Reports coming from the National Hurricane Center in Miami have been dull this season. You can imagine the boredom of the professional forecasters there, as storm formation probabilities remain near zero in the Atlantic Ocean and Caribbean Sea. They will not remain so, if history is any guide.
Most everyone around here knows about the Hurricane of 1938 and Sandy, in 2012, which, while not technically a hurricane, caused devastating flooding. Given how compact the Northeast is, the annual risk of landfall in a populated area is substantial. Damaging tropical systems and hurricanes have come ashore from Long Island to Maine for centuries — as many as 30 major storms in the 20th century alone, for example. Among the less-remembered tropical storms to cause significant damage on the East End were Hurricane Carol in 1954, Donna in 1960, and Esther the following year. Hurricane Belle struck in 1976 and the Category 2 Gloria in 1985. Bob made a near-miss but caused massive beach erosion in 1991. Irene affected the area in 2011, then came the oddball Sandy; since then, things have been relatively quiet.
Since records have been kept, September has had the highest probability of tropical storms and hurricanes on Long Island. And, despite the early lack of action, we who live along the coast should not be lulled into letting down our guard. Conditions still favor an above-normal Atlantic hurricane season, the National Oceanographic and Atmospheric Administration said in a report issued about two weeks ago. As NOAA’s outlook stands, it anticipates three to five major hurricanes, that is, with winds 111 miles per hour or greater. On average, the Atlantic hurricane season produces 14 named storms with winds of a minimum of 39 miles per hour; for 2022, NOAA predicts between 14 and 20. So far, there have only been three, which means plenty more are to come.
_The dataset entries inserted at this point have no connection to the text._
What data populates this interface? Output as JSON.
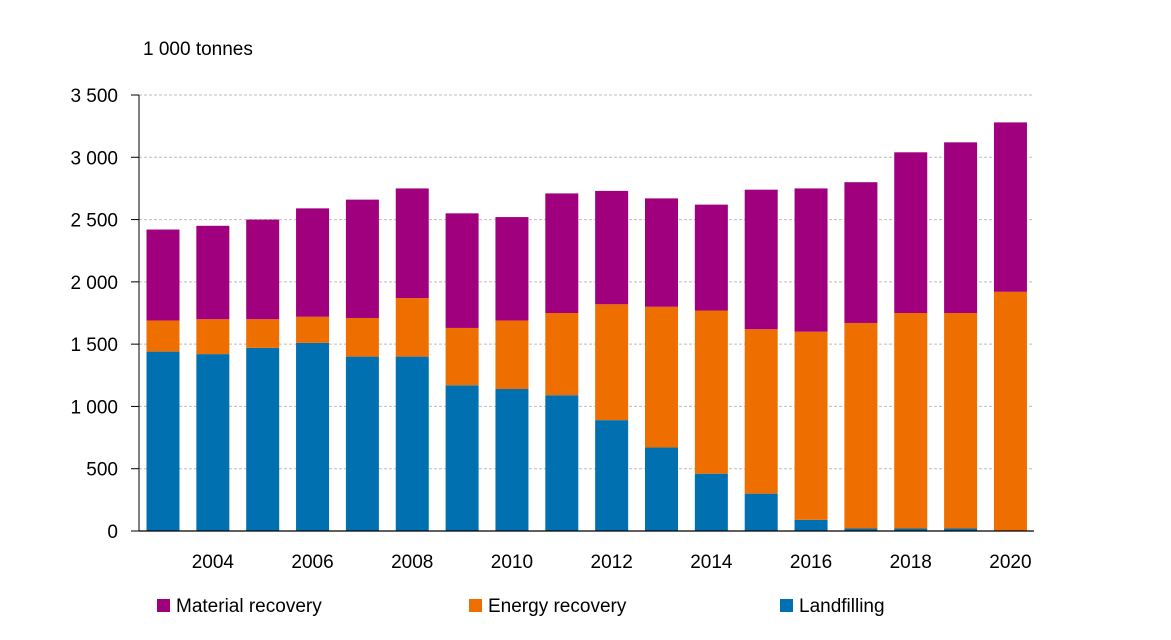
{
  "chart_data": {
    "type": "bar",
    "stacked": true,
    "unit_label": "1 000 tonnes",
    "title": "",
    "xlabel": "",
    "ylabel": "",
    "ylim": [
      0,
      3500
    ],
    "y_ticks": [
      0,
      500,
      1000,
      1500,
      2000,
      2500,
      3000,
      3500
    ],
    "y_tick_labels": [
      "0",
      "500",
      "1 000",
      "1 500",
      "2 000",
      "2 500",
      "3 000",
      "3 500"
    ],
    "categories": [
      2003,
      2004,
      2005,
      2006,
      2007,
      2008,
      2009,
      2010,
      2011,
      2012,
      2013,
      2014,
      2015,
      2016,
      2017,
      2018,
      2019,
      2020
    ],
    "x_tick_labels": [
      "2004",
      "2006",
      "2008",
      "2010",
      "2012",
      "2014",
      "2016",
      "2018",
      "2020"
    ],
    "grid": "horizontal dashed",
    "legend_position": "bottom",
    "series": [
      {
        "name": "Landfilling",
        "color": "#0070b0",
        "values": [
          1440,
          1420,
          1470,
          1510,
          1400,
          1400,
          1170,
          1140,
          1090,
          890,
          670,
          460,
          300,
          90,
          20,
          20,
          20,
          0
        ]
      },
      {
        "name": "Energy recovery",
        "color": "#ee6f00",
        "values": [
          250,
          280,
          230,
          210,
          310,
          470,
          460,
          550,
          660,
          930,
          1130,
          1310,
          1320,
          1510,
          1650,
          1730,
          1730,
          1920
        ]
      },
      {
        "name": "Material recovery",
        "color": "#a0007e",
        "values": [
          730,
          750,
          800,
          870,
          950,
          880,
          920,
          830,
          960,
          910,
          870,
          850,
          1120,
          1150,
          1130,
          1290,
          1370,
          1360
        ]
      }
    ],
    "legend": [
      {
        "label": "Material recovery",
        "color": "#a0007e"
      },
      {
        "label": "Energy recovery",
        "color": "#ee6f00"
      },
      {
        "label": "Landfilling",
        "color": "#0070b0"
      }
    ]
  }
}
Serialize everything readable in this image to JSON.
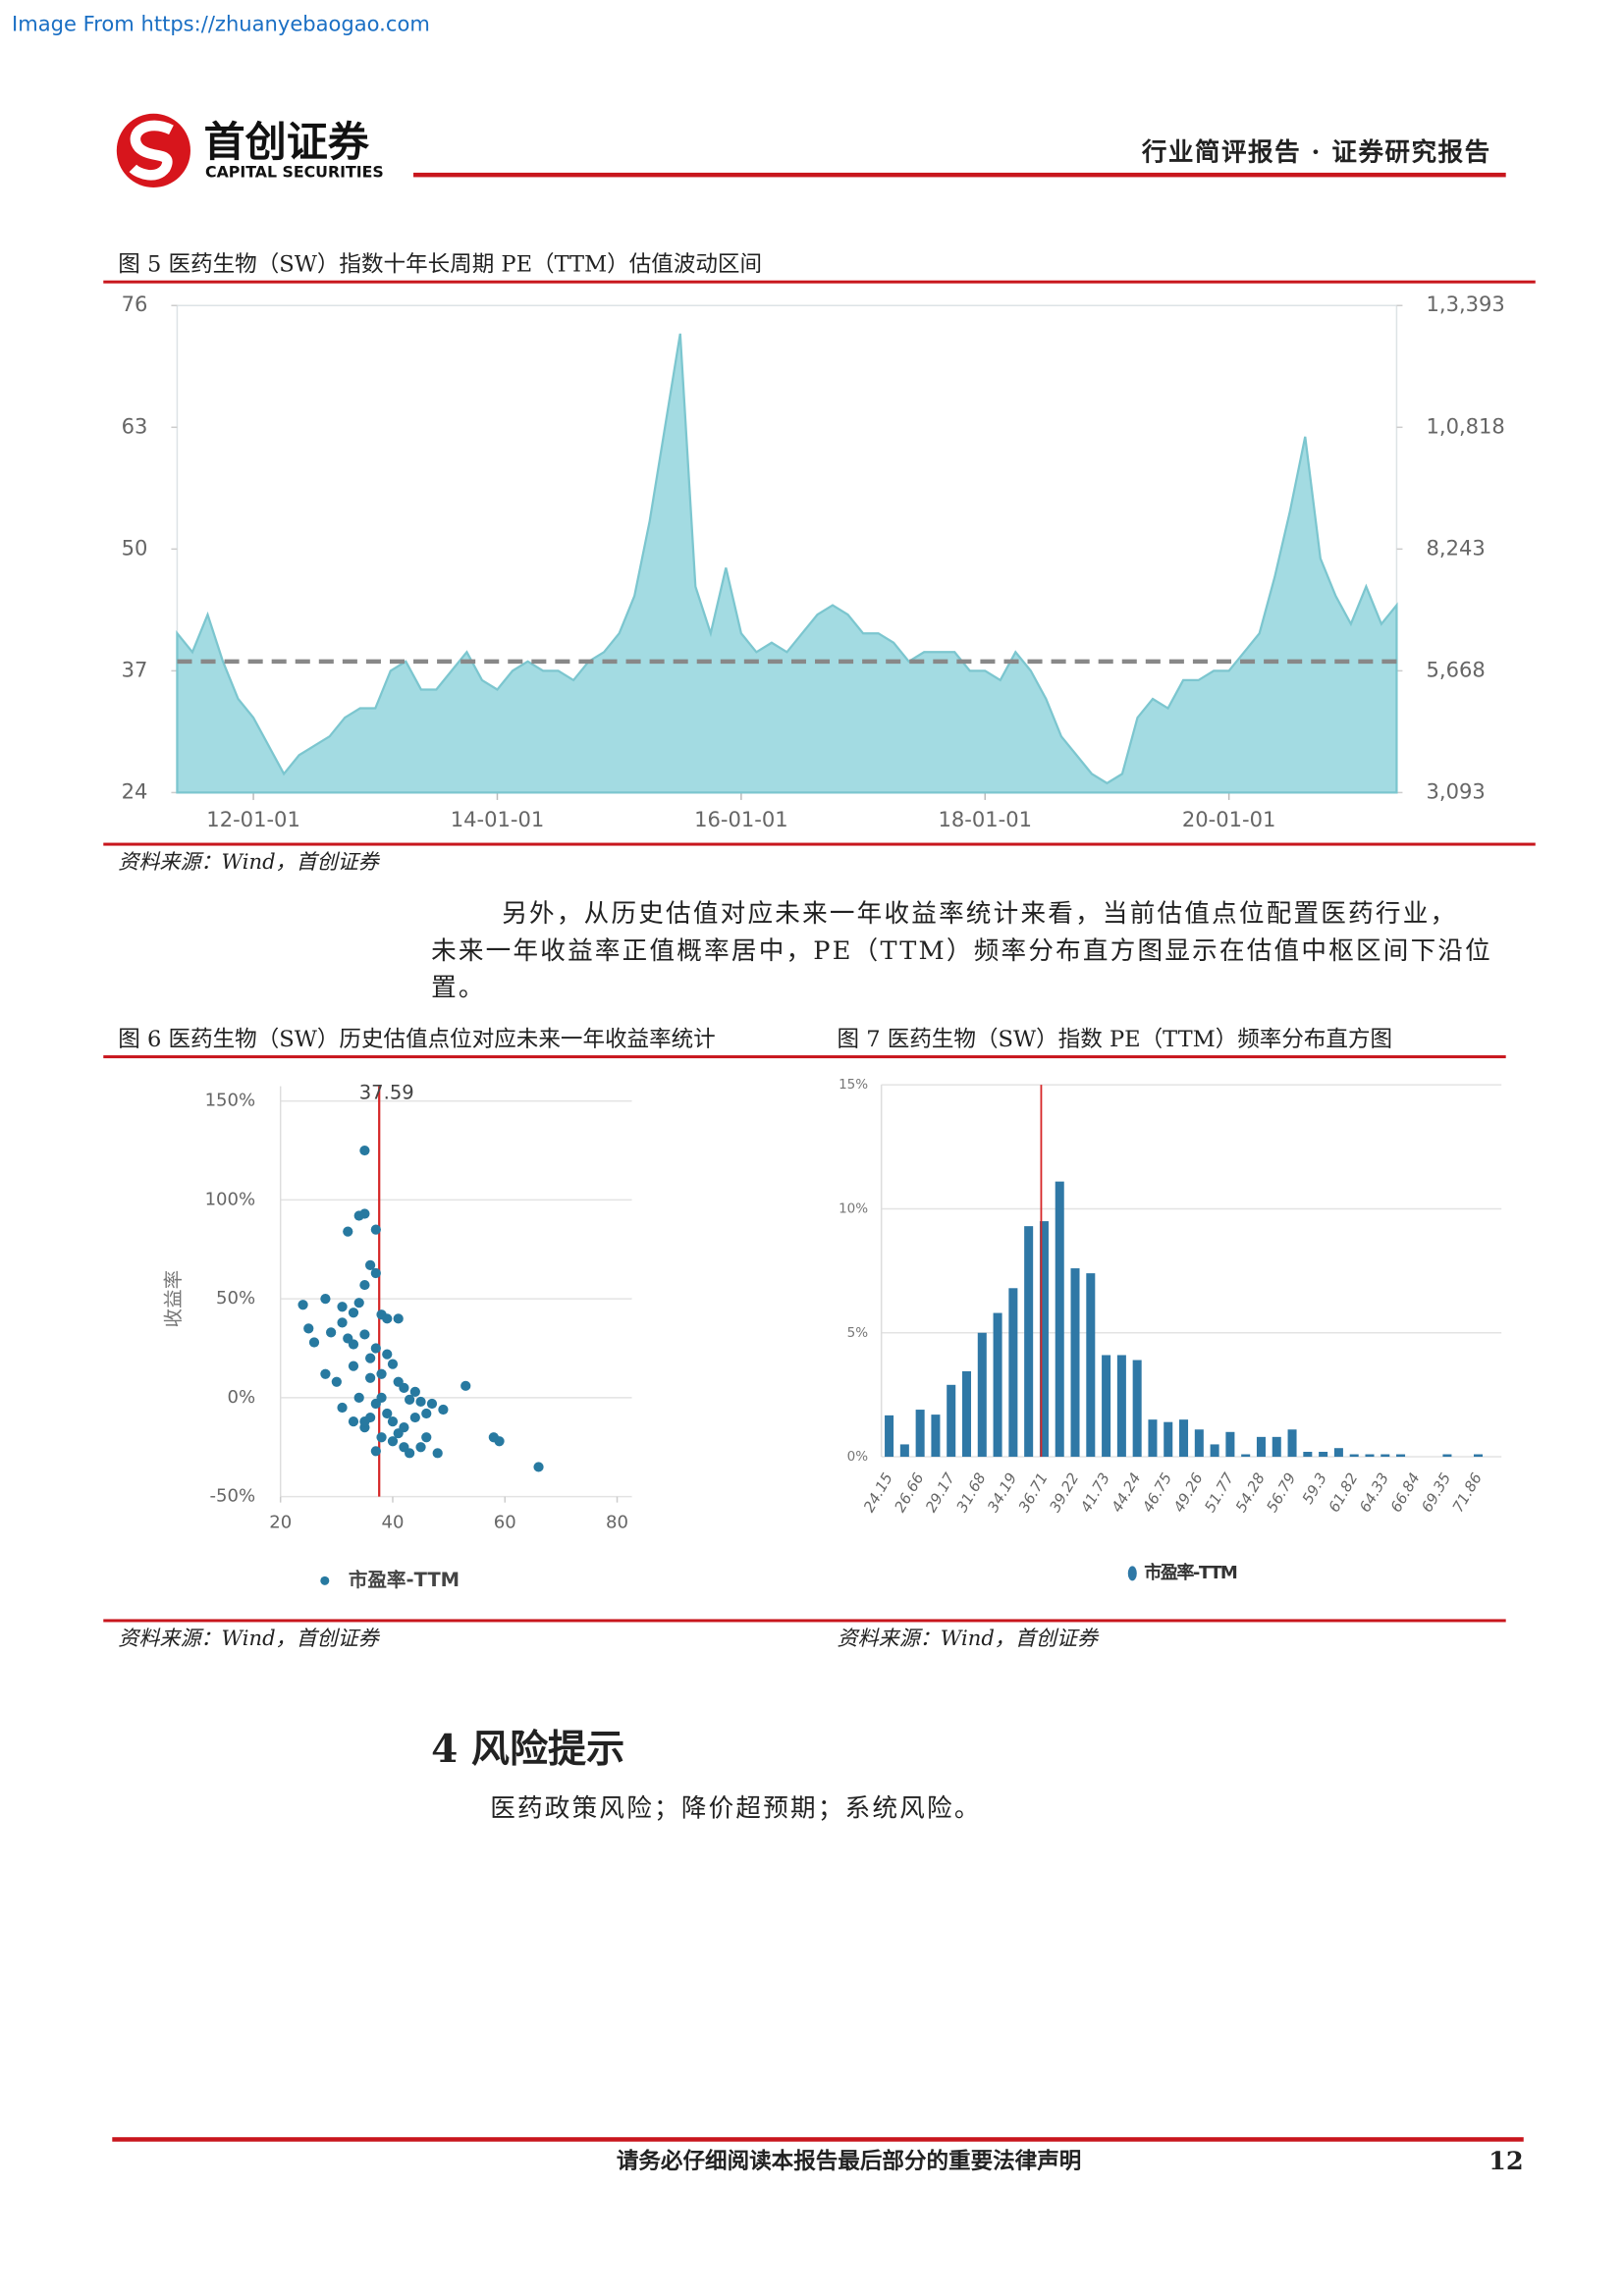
{
  "header": {
    "source": "Image From https://zhuanyebaogao.com",
    "logo_cn": "首创证券",
    "logo_en": "CAPITAL SECURITIES",
    "report_type": "行业简评报告 · 证券研究报告"
  },
  "paragraph": [
    "另外，从历史估值对应未来一年收益率统计来看，当前估值点位配置医药行业，",
    "未来一年收益率正值概率居中，PE（TTM）频率分布直方图显示在估值中枢区间下沿位",
    "置。"
  ],
  "section": {
    "title": "4 风险提示",
    "text": "医药政策风险；降价超预期；系统风险。"
  },
  "footer": {
    "notice": "请务必仔细阅读本报告最后部分的重要法律声明",
    "page": "12"
  },
  "chart_data": [
    {
      "type": "area",
      "title": "图 5 医药生物（SW）指数十年长周期 PE（TTM）估值波动区间",
      "source": "资料来源：Wind，首创证券",
      "x": [
        2011.375,
        2011.5,
        2011.625,
        2011.75,
        2011.875,
        2012,
        2012.125,
        2012.25,
        2012.375,
        2012.5,
        2012.625,
        2012.75,
        2012.875,
        2013,
        2013.125,
        2013.25,
        2013.375,
        2013.5,
        2013.625,
        2013.75,
        2013.875,
        2014,
        2014.125,
        2014.25,
        2014.375,
        2014.5,
        2014.625,
        2014.75,
        2014.875,
        2015,
        2015.125,
        2015.25,
        2015.375,
        2015.5,
        2015.625,
        2015.75,
        2015.875,
        2016,
        2016.125,
        2016.25,
        2016.375,
        2016.5,
        2016.625,
        2016.75,
        2016.875,
        2017,
        2017.125,
        2017.25,
        2017.375,
        2017.5,
        2017.625,
        2017.75,
        2017.875,
        2018,
        2018.125,
        2018.25,
        2018.375,
        2018.5,
        2018.625,
        2018.75,
        2018.875,
        2019,
        2019.125,
        2019.25,
        2019.375,
        2019.5,
        2019.625,
        2019.75,
        2019.875,
        2020,
        2020.125,
        2020.25,
        2020.375,
        2020.5,
        2020.625,
        2020.75,
        2020.875,
        2021,
        2021.125,
        2021.25,
        2021.375
      ],
      "series": [
        {
          "color": "#a3dbe2",
          "values": [
            41,
            39,
            43,
            38,
            34,
            32,
            29,
            26,
            28,
            29,
            30,
            32,
            33,
            33,
            37,
            38,
            35,
            35,
            37,
            39,
            36,
            35,
            37,
            38,
            37,
            37,
            36,
            38,
            39,
            41,
            45,
            53,
            63,
            73,
            46,
            41,
            48,
            41,
            39,
            40,
            39,
            41,
            43,
            44,
            43,
            41,
            41,
            40,
            38,
            39,
            39,
            39,
            37,
            37,
            36,
            39,
            37,
            34,
            30,
            28,
            26,
            25,
            26,
            32,
            34,
            33,
            36,
            36,
            37,
            37,
            39,
            41,
            47,
            54,
            62,
            49,
            45,
            42,
            46,
            42,
            44
          ]
        }
      ],
      "mean_line": 38,
      "mean_color": "#888888",
      "xlim": [
        2011.375,
        2021.375
      ],
      "xticks": [
        {
          "value": 2012,
          "label": "12-01-01"
        },
        {
          "value": 2014,
          "label": "14-01-01"
        },
        {
          "value": 2016,
          "label": "16-01-01"
        },
        {
          "value": 2018,
          "label": "18-01-01"
        },
        {
          "value": 2020,
          "label": "20-01-01"
        }
      ],
      "ylim": [
        24,
        76
      ],
      "yticks": [
        24,
        37,
        50,
        63,
        76
      ],
      "y2lim": [
        3093,
        13393
      ],
      "y2ticks": [
        {
          "value": 3093,
          "label": "3,093"
        },
        {
          "value": 5668,
          "label": "5,668"
        },
        {
          "value": 8243,
          "label": "8,243"
        },
        {
          "value": 10818,
          "label": "1,0,818"
        },
        {
          "value": 13393,
          "label": "1,3,393"
        }
      ]
    },
    {
      "type": "scatter",
      "title": "图 6 医药生物（SW）历史估值点位对应未来一年收益率统计",
      "source": "资料来源：Wind，首创证券",
      "y_label": "收益率",
      "x": [
        35,
        34,
        35,
        32,
        37,
        36,
        37,
        35,
        24,
        28,
        31,
        33,
        34,
        38,
        39,
        41,
        25,
        26,
        29,
        31,
        32,
        33,
        35,
        36,
        37,
        39,
        40,
        36,
        38,
        41,
        42,
        44,
        43,
        45,
        47,
        49,
        53,
        28,
        30,
        33,
        34,
        37,
        39,
        40,
        36,
        33,
        35,
        38,
        40,
        42,
        43,
        45,
        46,
        48,
        58,
        59,
        66,
        37,
        41,
        44,
        31,
        35,
        38,
        42,
        46
      ],
      "series": [
        {
          "name": "市盈率-TTM",
          "color": "#2779a0",
          "values": [
            125,
            92,
            93,
            84,
            85,
            67,
            63,
            57,
            47,
            50,
            46,
            43,
            48,
            42,
            40,
            40,
            35,
            28,
            33,
            38,
            30,
            27,
            32,
            20,
            25,
            22,
            17,
            10,
            12,
            8,
            5,
            3,
            -1,
            -2,
            -3,
            -6,
            6,
            12,
            8,
            16,
            0,
            -3,
            -8,
            -12,
            -10,
            -12,
            -15,
            -20,
            -22,
            -25,
            -28,
            -25,
            -20,
            -28,
            -20,
            -22,
            -35,
            -27,
            -18,
            -10,
            -5,
            -12,
            0,
            -15,
            -8
          ]
        }
      ],
      "reference_x": 37.59,
      "reference_color": "#d62728",
      "xlim": [
        20,
        80
      ],
      "xticks": [
        20,
        40,
        60,
        80
      ],
      "ylim": [
        -50,
        150
      ],
      "yticks": [
        {
          "value": -50,
          "label": "-50%"
        },
        {
          "value": 0,
          "label": "0%"
        },
        {
          "value": 50,
          "label": "50%"
        },
        {
          "value": 100,
          "label": "100%"
        },
        {
          "value": 150,
          "label": "150%"
        }
      ],
      "grid": true
    },
    {
      "type": "bar",
      "title": "图 7 医药生物（SW）指数 PE（TTM）频率分布直方图",
      "source": "资料来源：Wind，首创证券",
      "categories": [
        "24.15",
        null,
        "26.66",
        null,
        "29.17",
        null,
        "31.68",
        null,
        "34.19",
        null,
        "36.71",
        null,
        "39.22",
        null,
        "41.73",
        null,
        "44.24",
        null,
        "46.75",
        null,
        "49.26",
        null,
        "51.77",
        null,
        "54.28",
        null,
        "56.79",
        null,
        "59.3",
        null,
        "61.82",
        null,
        "64.33",
        null,
        "66.84",
        null,
        "69.35",
        null,
        "71.86",
        null
      ],
      "series": [
        {
          "name": "市盈率-TTM",
          "color": "#2f78a6",
          "values": [
            1.67,
            0.5,
            1.9,
            1.7,
            2.9,
            3.45,
            5,
            5.8,
            6.8,
            9.3,
            9.5,
            11.1,
            7.6,
            7.4,
            4.1,
            4.1,
            3.9,
            1.5,
            1.4,
            1.5,
            1.1,
            0.5,
            1,
            0.1,
            0.8,
            0.8,
            1.1,
            0.2,
            0.2,
            0.35,
            0.1,
            0.1,
            0.1,
            0.1,
            0,
            0,
            0.1,
            0,
            0.1,
            0
          ]
        }
      ],
      "reference_x": 36.71,
      "reference_color": "#d62728",
      "ylim": [
        0,
        15
      ],
      "yticks": [
        {
          "value": 0,
          "label": "0%"
        },
        {
          "value": 5,
          "label": "5%"
        },
        {
          "value": 10,
          "label": "10%"
        },
        {
          "value": 15,
          "label": "15%"
        }
      ],
      "grid": true
    }
  ]
}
Where a storm strikes and the amount of devastation it brings is difficult to predict. Landfalls are determined by short-term weather conditions that can be relied on within only about a week of a storm reaching land. This uncertainty, combined with hemispheric trends that indicate storm formation is expected between now and the end of the hurricane season in November, means that every community along the Eastern Seaboard must be prepared.
Now is the time to check generators and solar phone chargers and, for those in low-lying areas to think about where they would go if evacuation orders came. The Federal Emergency Management Agency suggests building up an emergency supply kit over time, beginning with things including flashlights and extra batteries, copies of important documents, water, paper products, personal items, medicines, first aid, and non-perishable food. It also recommends a plan to keep in touch with friends and relatives should usual means of communication, such as the internet, become unavailable. FEMA even offers an app with weather alerts and safety tips in English and Spanish. Pet owners need to think about where they could go as a major storm approaches, because most shelters will only accept actual service animals.
Odds are, the East End of Long Island will pass this year without a direct hit by a hurricane. However, prudence dictates that we must always be prepared as if one is already on its way.